Universal scaling and phase transitions of coupled phase oscillator populations

The Kuramoto model, which serves as a paradigm for investigating synchronization phenomena of oscillatory systems, is known to exhibit second-order, i.e., continuous, phase transitions in the macroscopic order parameter. Here we generalize a number of classical results by presenting a general framework for analytically capturing the critical scaling properties of the order parameter at the onset of synchronization. Using a self-consistent approach and constructing a characteristic function, we identify various phase transitions toward synchrony and establish scaling relations describing the asymptotic dependence of the order parameter on the coupling strength near the critical point. We find that the geometric properties of the characteristic function, which depends on the natural frequency distribution, determine the scaling properties of order parameter above criticality.

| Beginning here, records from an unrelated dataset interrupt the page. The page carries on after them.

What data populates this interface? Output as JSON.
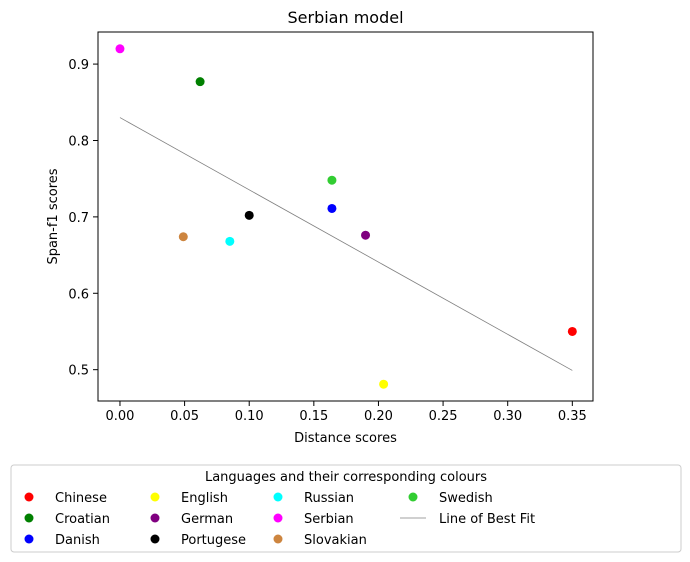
{
  "chart_data": {
    "type": "scatter",
    "title": "Serbian model",
    "xlabel": "Distance scores",
    "ylabel": "Span-f1 scores",
    "xlim": [
      -0.017,
      0.366
    ],
    "ylim": [
      0.459,
      0.942
    ],
    "xticks": [
      "0.00",
      "0.05",
      "0.10",
      "0.15",
      "0.20",
      "0.25",
      "0.30",
      "0.35"
    ],
    "xtick_values": [
      0.0,
      0.05,
      0.1,
      0.15,
      0.2,
      0.25,
      0.3,
      0.35
    ],
    "yticks": [
      "0.5",
      "0.6",
      "0.7",
      "0.8",
      "0.9"
    ],
    "ytick_values": [
      0.5,
      0.6,
      0.7,
      0.8,
      0.9
    ],
    "grid": false,
    "legend": {
      "title": "Languages and their corresponding colours",
      "placement": "bottom",
      "columns": 5
    },
    "series": [
      {
        "name": "Chinese",
        "color": "#ff0000",
        "x": [
          0.35
        ],
        "y": [
          0.55
        ]
      },
      {
        "name": "Croatian",
        "color": "#008000",
        "x": [
          0.062
        ],
        "y": [
          0.877
        ]
      },
      {
        "name": "Danish",
        "color": "#0000ff",
        "x": [
          0.164
        ],
        "y": [
          0.711
        ]
      },
      {
        "name": "English",
        "color": "#ffff00",
        "x": [
          0.204
        ],
        "y": [
          0.481
        ]
      },
      {
        "name": "German",
        "color": "#800080",
        "x": [
          0.19
        ],
        "y": [
          0.676
        ]
      },
      {
        "name": "Portugese",
        "color": "#000000",
        "x": [
          0.1
        ],
        "y": [
          0.702
        ]
      },
      {
        "name": "Russian",
        "color": "#00ffff",
        "x": [
          0.085
        ],
        "y": [
          0.668
        ]
      },
      {
        "name": "Serbian",
        "color": "#ff00ff",
        "x": [
          0.0
        ],
        "y": [
          0.92
        ]
      },
      {
        "name": "Slovakian",
        "color": "#cd853f",
        "x": [
          0.049
        ],
        "y": [
          0.674
        ]
      },
      {
        "name": "Swedish",
        "color": "#32cd32",
        "x": [
          0.164
        ],
        "y": [
          0.748
        ]
      }
    ],
    "fit_line": {
      "name": "Line of Best Fit",
      "color": "#808080",
      "x": [
        0.0,
        0.35
      ],
      "y": [
        0.83,
        0.499
      ]
    }
  }
}
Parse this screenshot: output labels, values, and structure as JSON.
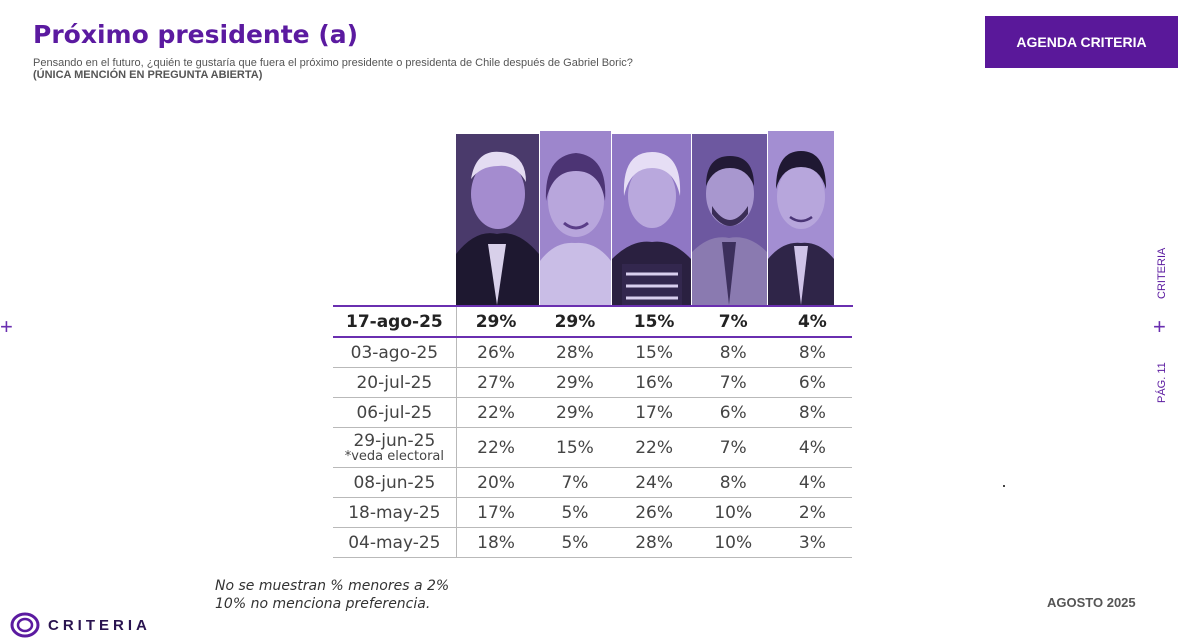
{
  "header": {
    "title": "Próximo presidente (a)",
    "question": "Pensando en el futuro, ¿quién te gustaría que fuera el próximo presidente o presidenta de Chile después de Gabriel Boric?",
    "note": "(ÚNICA MENCIÓN EN PREGUNTA ABIERTA)"
  },
  "agenda_button": "AGENDA CRITERIA",
  "table": {
    "rows": [
      {
        "date": "17-ago-25",
        "sub": "",
        "values": [
          "29%",
          "29%",
          "15%",
          "7%",
          "4%"
        ]
      },
      {
        "date": "03-ago-25",
        "sub": "",
        "values": [
          "26%",
          "28%",
          "15%",
          "8%",
          "8%"
        ]
      },
      {
        "date": "20-jul-25",
        "sub": "",
        "values": [
          "27%",
          "29%",
          "16%",
          "7%",
          "6%"
        ]
      },
      {
        "date": "06-jul-25",
        "sub": "",
        "values": [
          "22%",
          "29%",
          "17%",
          "6%",
          "8%"
        ]
      },
      {
        "date": "29-jun-25",
        "sub": "*veda electoral",
        "values": [
          "22%",
          "15%",
          "22%",
          "7%",
          "4%"
        ]
      },
      {
        "date": "08-jun-25",
        "sub": "",
        "values": [
          "20%",
          "7%",
          "24%",
          "8%",
          "4%"
        ]
      },
      {
        "date": "18-may-25",
        "sub": "",
        "values": [
          "17%",
          "5%",
          "26%",
          "10%",
          "2%"
        ]
      },
      {
        "date": "04-may-25",
        "sub": "",
        "values": [
          "18%",
          "5%",
          "28%",
          "10%",
          "3%"
        ]
      }
    ]
  },
  "footnotes": {
    "line1": "No se muestran % menores a 2%",
    "line2": "10% no menciona preferencia."
  },
  "date_label": "AGOSTO 2025",
  "logo_text": "CRITERIA",
  "side": {
    "brand": "CRITERIA",
    "page": "PÁG. 11"
  },
  "colors": {
    "accent": "#5b1aa0",
    "button": "#5a189a",
    "photo_tint": "#8a6cc4"
  }
}
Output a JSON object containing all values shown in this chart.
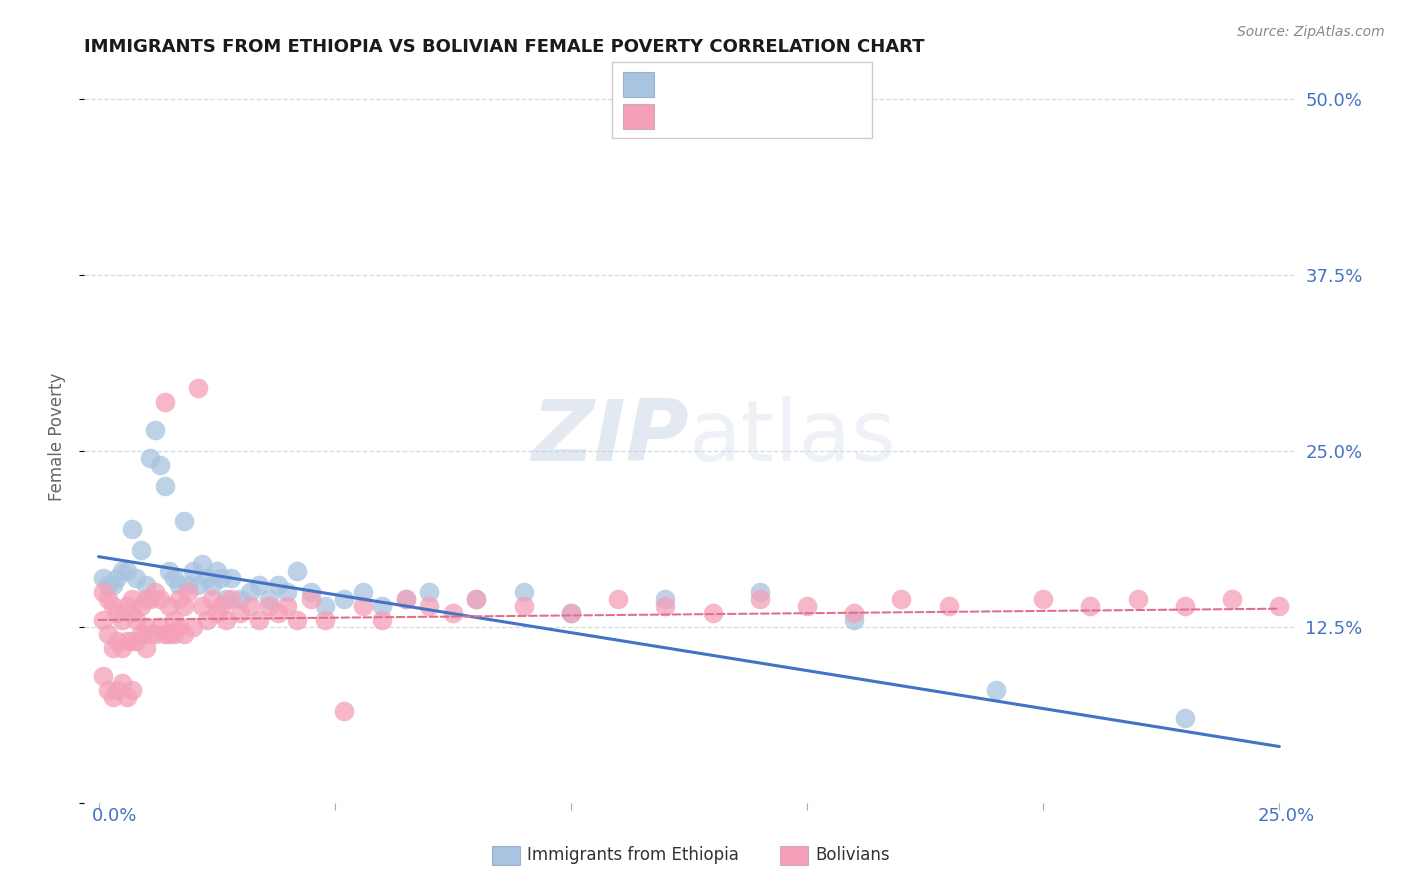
{
  "title": "IMMIGRANTS FROM ETHIOPIA VS BOLIVIAN FEMALE POVERTY CORRELATION CHART",
  "source": "Source: ZipAtlas.com",
  "ylabel": "Female Poverty",
  "xlim": [
    0.0,
    0.25
  ],
  "ylim": [
    0.0,
    0.5
  ],
  "color_blue": "#a8c4e0",
  "color_pink": "#f4a0b8",
  "line_blue": "#4472c4",
  "line_pink": "#e07090",
  "background": "#ffffff",
  "grid_color": "#c8d8ea",
  "blue_scatter_x": [
    0.001,
    0.002,
    0.003,
    0.004,
    0.005,
    0.006,
    0.007,
    0.008,
    0.009,
    0.01,
    0.011,
    0.012,
    0.013,
    0.014,
    0.015,
    0.016,
    0.017,
    0.018,
    0.019,
    0.02,
    0.021,
    0.022,
    0.023,
    0.024,
    0.025,
    0.026,
    0.027,
    0.028,
    0.03,
    0.032,
    0.034,
    0.036,
    0.038,
    0.04,
    0.042,
    0.045,
    0.048,
    0.052,
    0.056,
    0.06,
    0.065,
    0.07,
    0.08,
    0.09,
    0.1,
    0.12,
    0.14,
    0.16,
    0.19,
    0.23
  ],
  "blue_scatter_y": [
    0.16,
    0.155,
    0.155,
    0.16,
    0.165,
    0.165,
    0.195,
    0.16,
    0.18,
    0.155,
    0.245,
    0.265,
    0.24,
    0.225,
    0.165,
    0.16,
    0.155,
    0.2,
    0.155,
    0.165,
    0.155,
    0.17,
    0.16,
    0.155,
    0.165,
    0.16,
    0.145,
    0.16,
    0.145,
    0.15,
    0.155,
    0.145,
    0.155,
    0.15,
    0.165,
    0.15,
    0.14,
    0.145,
    0.15,
    0.14,
    0.145,
    0.15,
    0.145,
    0.15,
    0.135,
    0.145,
    0.15,
    0.13,
    0.08,
    0.06
  ],
  "pink_scatter_x": [
    0.001,
    0.001,
    0.002,
    0.002,
    0.003,
    0.003,
    0.004,
    0.004,
    0.005,
    0.005,
    0.006,
    0.006,
    0.007,
    0.007,
    0.007,
    0.008,
    0.008,
    0.009,
    0.009,
    0.01,
    0.01,
    0.01,
    0.011,
    0.011,
    0.012,
    0.012,
    0.013,
    0.013,
    0.014,
    0.014,
    0.015,
    0.015,
    0.016,
    0.016,
    0.017,
    0.017,
    0.018,
    0.018,
    0.019,
    0.02,
    0.021,
    0.022,
    0.023,
    0.024,
    0.025,
    0.026,
    0.027,
    0.028,
    0.03,
    0.032,
    0.034,
    0.036,
    0.038,
    0.04,
    0.042,
    0.045,
    0.048,
    0.052,
    0.056,
    0.06,
    0.065,
    0.07,
    0.075,
    0.08,
    0.09,
    0.1,
    0.11,
    0.12,
    0.13,
    0.14,
    0.15,
    0.16,
    0.17,
    0.18,
    0.2,
    0.21,
    0.22,
    0.23,
    0.24,
    0.25,
    0.001,
    0.002,
    0.003,
    0.004,
    0.005,
    0.006,
    0.007
  ],
  "pink_scatter_y": [
    0.15,
    0.13,
    0.145,
    0.12,
    0.14,
    0.11,
    0.135,
    0.115,
    0.13,
    0.11,
    0.14,
    0.115,
    0.135,
    0.115,
    0.145,
    0.13,
    0.115,
    0.14,
    0.12,
    0.145,
    0.125,
    0.11,
    0.145,
    0.12,
    0.15,
    0.12,
    0.145,
    0.125,
    0.285,
    0.12,
    0.14,
    0.12,
    0.13,
    0.12,
    0.145,
    0.125,
    0.14,
    0.12,
    0.15,
    0.125,
    0.295,
    0.14,
    0.13,
    0.145,
    0.135,
    0.14,
    0.13,
    0.145,
    0.135,
    0.14,
    0.13,
    0.14,
    0.135,
    0.14,
    0.13,
    0.145,
    0.13,
    0.065,
    0.14,
    0.13,
    0.145,
    0.14,
    0.135,
    0.145,
    0.14,
    0.135,
    0.145,
    0.14,
    0.135,
    0.145,
    0.14,
    0.135,
    0.145,
    0.14,
    0.145,
    0.14,
    0.145,
    0.14,
    0.145,
    0.14,
    0.09,
    0.08,
    0.075,
    0.08,
    0.085,
    0.075,
    0.08
  ],
  "blue_line_x0": 0.0,
  "blue_line_x1": 0.25,
  "blue_line_y0": 0.175,
  "blue_line_y1": 0.04,
  "pink_line_x0": 0.0,
  "pink_line_x1": 0.25,
  "pink_line_y0": 0.13,
  "pink_line_y1": 0.138
}
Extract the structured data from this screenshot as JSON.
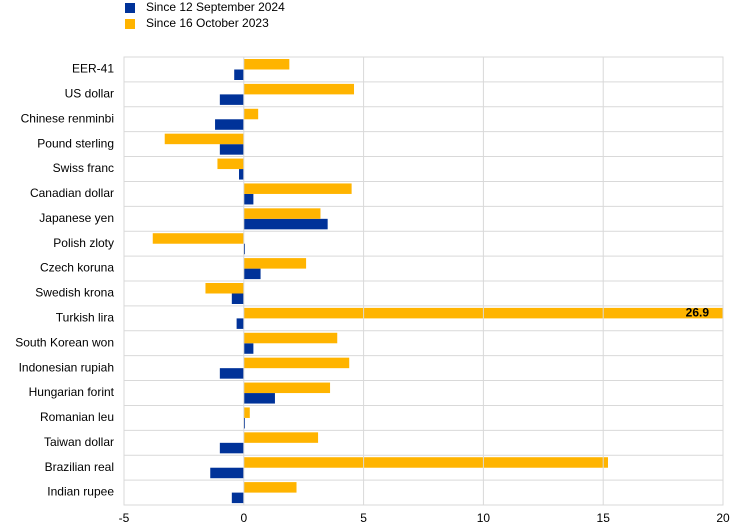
{
  "chart_data": {
    "type": "hbar",
    "categories": [
      "EER-41",
      "US dollar",
      "Chinese renminbi",
      "Pound sterling",
      "Swiss franc",
      "Canadian dollar",
      "Japanese yen",
      "Polish zloty",
      "Czech koruna",
      "Swedish krona",
      "Turkish lira",
      "South Korean won",
      "Indonesian rupiah",
      "Hungarian forint",
      "Romanian leu",
      "Taiwan dollar",
      "Brazilian real",
      "Indian rupee"
    ],
    "series": [
      {
        "name": "Since 12 September 2024",
        "color": "#003299",
        "values": [
          -0.4,
          -1.0,
          -1.2,
          -1.0,
          -0.2,
          0.4,
          3.5,
          0.05,
          0.7,
          -0.5,
          -0.3,
          0.4,
          -1.0,
          1.3,
          0.05,
          -1.0,
          -1.4,
          -0.5
        ]
      },
      {
        "name": "Since 16 October 2023",
        "color": "#ffb400",
        "values": [
          1.9,
          4.6,
          0.6,
          -3.3,
          -1.1,
          4.5,
          3.2,
          -3.8,
          2.6,
          -1.6,
          26.9,
          3.9,
          4.4,
          3.6,
          0.25,
          3.1,
          15.2,
          2.2
        ],
        "value_labels": [
          null,
          null,
          null,
          null,
          null,
          null,
          null,
          null,
          null,
          null,
          "26.9",
          null,
          null,
          null,
          null,
          null,
          null,
          null
        ]
      }
    ],
    "xlim": [
      -5,
      20
    ],
    "xticks": [
      -5,
      0,
      5,
      10,
      15,
      20
    ],
    "grid": true,
    "legend": "top-left"
  }
}
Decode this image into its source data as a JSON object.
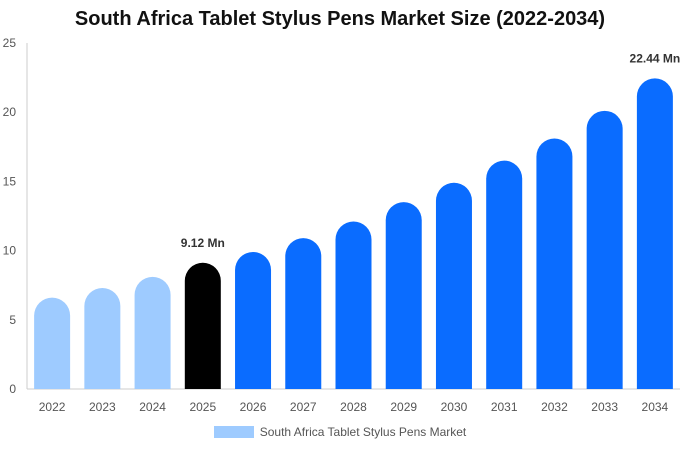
{
  "chart_data": {
    "type": "bar",
    "title": "South Africa Tablet Stylus Pens Market Size (2022-2034)",
    "xlabel": "",
    "ylabel": "",
    "categories": [
      "2022",
      "2023",
      "2024",
      "2025",
      "2026",
      "2027",
      "2028",
      "2029",
      "2030",
      "2031",
      "2032",
      "2033",
      "2034"
    ],
    "series": [
      {
        "name": "South Africa Tablet Stylus Pens Market",
        "values": [
          6.6,
          7.3,
          8.1,
          9.12,
          9.9,
          10.9,
          12.1,
          13.5,
          14.9,
          16.5,
          18.1,
          20.1,
          22.44
        ]
      }
    ],
    "ylim": [
      0,
      25
    ],
    "yticks": [
      0,
      5,
      10,
      15,
      20,
      25
    ],
    "grid": false,
    "legend_position": "bottom-center",
    "data_labels": [
      {
        "category": "2025",
        "text": "9.12 Mn"
      },
      {
        "category": "2034",
        "text": "22.44 Mn"
      }
    ],
    "colors": {
      "historical": "#9ecbff",
      "current": "#000000",
      "forecast": "#0a6cff",
      "legend_swatch": "#9ecbff",
      "axis": "#cccccc",
      "tick_text": "#555555",
      "label_text": "#333333"
    },
    "segments": {
      "historical": [
        "2022",
        "2023",
        "2024"
      ],
      "current": [
        "2025"
      ],
      "forecast": [
        "2026",
        "2027",
        "2028",
        "2029",
        "2030",
        "2031",
        "2032",
        "2033",
        "2034"
      ]
    }
  }
}
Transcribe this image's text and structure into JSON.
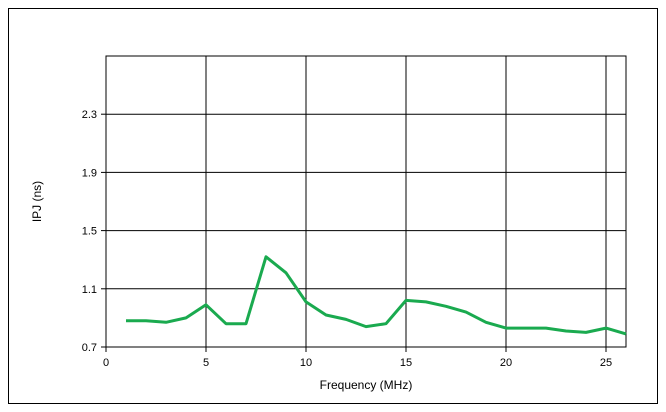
{
  "chart_data": {
    "type": "line",
    "title": "",
    "xlabel": "Frequency (MHz)",
    "ylabel": "IPJ (ns)",
    "xlim": [
      0,
      26
    ],
    "ylim": [
      0.7,
      2.7
    ],
    "x_ticks": [
      0,
      5,
      10,
      15,
      20,
      25
    ],
    "y_ticks": [
      0.7,
      1.1,
      1.5,
      1.9,
      2.3
    ],
    "x_tick_labels": [
      "0",
      "5",
      "10",
      "15",
      "20",
      "25"
    ],
    "y_tick_labels": [
      "0.7",
      "1.1",
      "1.5",
      "1.9",
      "2.3"
    ],
    "grid": true,
    "series": [
      {
        "color": "#1aaa4f",
        "x": [
          1,
          2,
          3,
          4,
          5,
          6,
          7,
          8,
          9,
          10,
          11,
          12,
          13,
          14,
          15,
          16,
          17,
          18,
          19,
          20,
          21,
          22,
          23,
          24,
          25,
          26
        ],
        "values": [
          0.88,
          0.88,
          0.87,
          0.9,
          0.99,
          0.86,
          0.86,
          1.32,
          1.21,
          1.01,
          0.92,
          0.89,
          0.84,
          0.86,
          1.02,
          1.01,
          0.98,
          0.94,
          0.87,
          0.83,
          0.83,
          0.83,
          0.81,
          0.8,
          0.83,
          0.79
        ]
      }
    ]
  }
}
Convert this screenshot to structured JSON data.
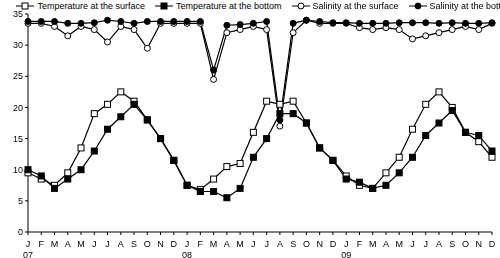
{
  "chart_data": {
    "type": "line",
    "categories": [
      "J",
      "F",
      "M",
      "A",
      "M",
      "J",
      "J",
      "A",
      "S",
      "O",
      "N",
      "D",
      "J",
      "F",
      "M",
      "A",
      "M",
      "J",
      "J",
      "A",
      "S",
      "O",
      "N",
      "D",
      "J",
      "F",
      "M",
      "A",
      "M",
      "J",
      "J",
      "A",
      "S",
      "O",
      "N",
      "D"
    ],
    "annotations": [
      {
        "text": "07",
        "x": 0
      },
      {
        "text": "08",
        "x": 12
      },
      {
        "text": "09",
        "x": 24
      }
    ],
    "series": [
      {
        "name": "Temperature at the surface",
        "color": "#000000",
        "marker": "square_open",
        "values": [
          9.5,
          8.5,
          7.5,
          9.5,
          13.5,
          19,
          20.5,
          22.5,
          21,
          18,
          15,
          11.5,
          7.5,
          6.8,
          8.5,
          10.5,
          11,
          16,
          21,
          20.5,
          21,
          17.5,
          13.5,
          11.5,
          9,
          7.5,
          7,
          9.5,
          12,
          16.5,
          20.5,
          22.5,
          20,
          16,
          14.5,
          12
        ]
      },
      {
        "name": "Temperature at the bottom",
        "color": "#000000",
        "marker": "square",
        "values": [
          10,
          9,
          7,
          8.5,
          10,
          13,
          16.5,
          18.5,
          20.5,
          18,
          15,
          11.5,
          7.5,
          6.5,
          6.5,
          5.5,
          7,
          12,
          15,
          19,
          19,
          17.5,
          13.5,
          11.5,
          8.5,
          8,
          7,
          7.5,
          9.5,
          12,
          15.5,
          17.5,
          19.5,
          16,
          15.5,
          13
        ]
      },
      {
        "name": "Salinity at the surface",
        "color": "#000000",
        "marker": "circle_open",
        "values": [
          33.5,
          33.5,
          33,
          31.5,
          33,
          32.5,
          30.5,
          33,
          32.5,
          29.5,
          33.5,
          33.5,
          33.5,
          33.5,
          24.5,
          32,
          32.5,
          33,
          32.5,
          17,
          32,
          34,
          33.5,
          33.5,
          33.5,
          32.8,
          32.5,
          32.8,
          32.5,
          31,
          31.5,
          32,
          32.5,
          33,
          32.5,
          33.5
        ]
      },
      {
        "name": "Salinity at the bottom",
        "color": "#000000",
        "marker": "circle",
        "values": [
          33.8,
          33.8,
          33.8,
          33.5,
          33.5,
          33.6,
          34,
          33.8,
          33.5,
          33.8,
          33.8,
          33.8,
          33.8,
          33.8,
          26,
          33.2,
          33.3,
          33.5,
          33.8,
          18,
          33.5,
          34,
          33.8,
          33.6,
          33.6,
          33.5,
          33.5,
          33.5,
          33.6,
          33.6,
          33.6,
          33.5,
          33.6,
          33.5,
          33.5,
          33.6
        ]
      }
    ],
    "ylim": [
      0,
      35
    ],
    "yticks": [
      0,
      5,
      10,
      15,
      20,
      25,
      30,
      35
    ]
  }
}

Dynamics of the generalized Kuramoto model with nonlinear coupling: Bifurcation and stability

We systematically study dynamics of a generalized Kuramoto model of globally coupled phase oscillators. The coupling of modified model depends on the fraction of phase-locked oscillators via a power-law function of the Kuramoto order parameter r through an exponent α, such that α=1 corresponds to the standard Kuramoto model, α<1 strengthens the global coupling, and the global coupling is weakened if α>1. With a self-consistency approach, we demonstrate that bifurcation diagrams of synchronization for different values of α are thoroughly constructed from two parametric equations. In contrast to the case of α=1 with a typical second-order phase transition to synchronization, no phase transition to synchronization is predicted for α<1, as the onset of partial locking takes place once the coupling strength K>0. For α>1, we establish an abrupt desynchronization transition from the partially (fully) locked state to the incoherent state, whereas there is no counterpart of abrupt synchronization transition from incoherence to coherence due to that the incoherent state remains linearly neutrally stable for all K>0. For each case of α, by performing a standard linear stability analysis for the reduced system with Ott-Antonsen ansatz, we analytically derive the continuous and discrete spectra of both the incoherent state and the partially (fully) locked states. All our theoretical results are obtained in the thermodynamic limit, which have been well validated by extensive numerical simulations of the phase-model with a sufficiently large number of oscillators.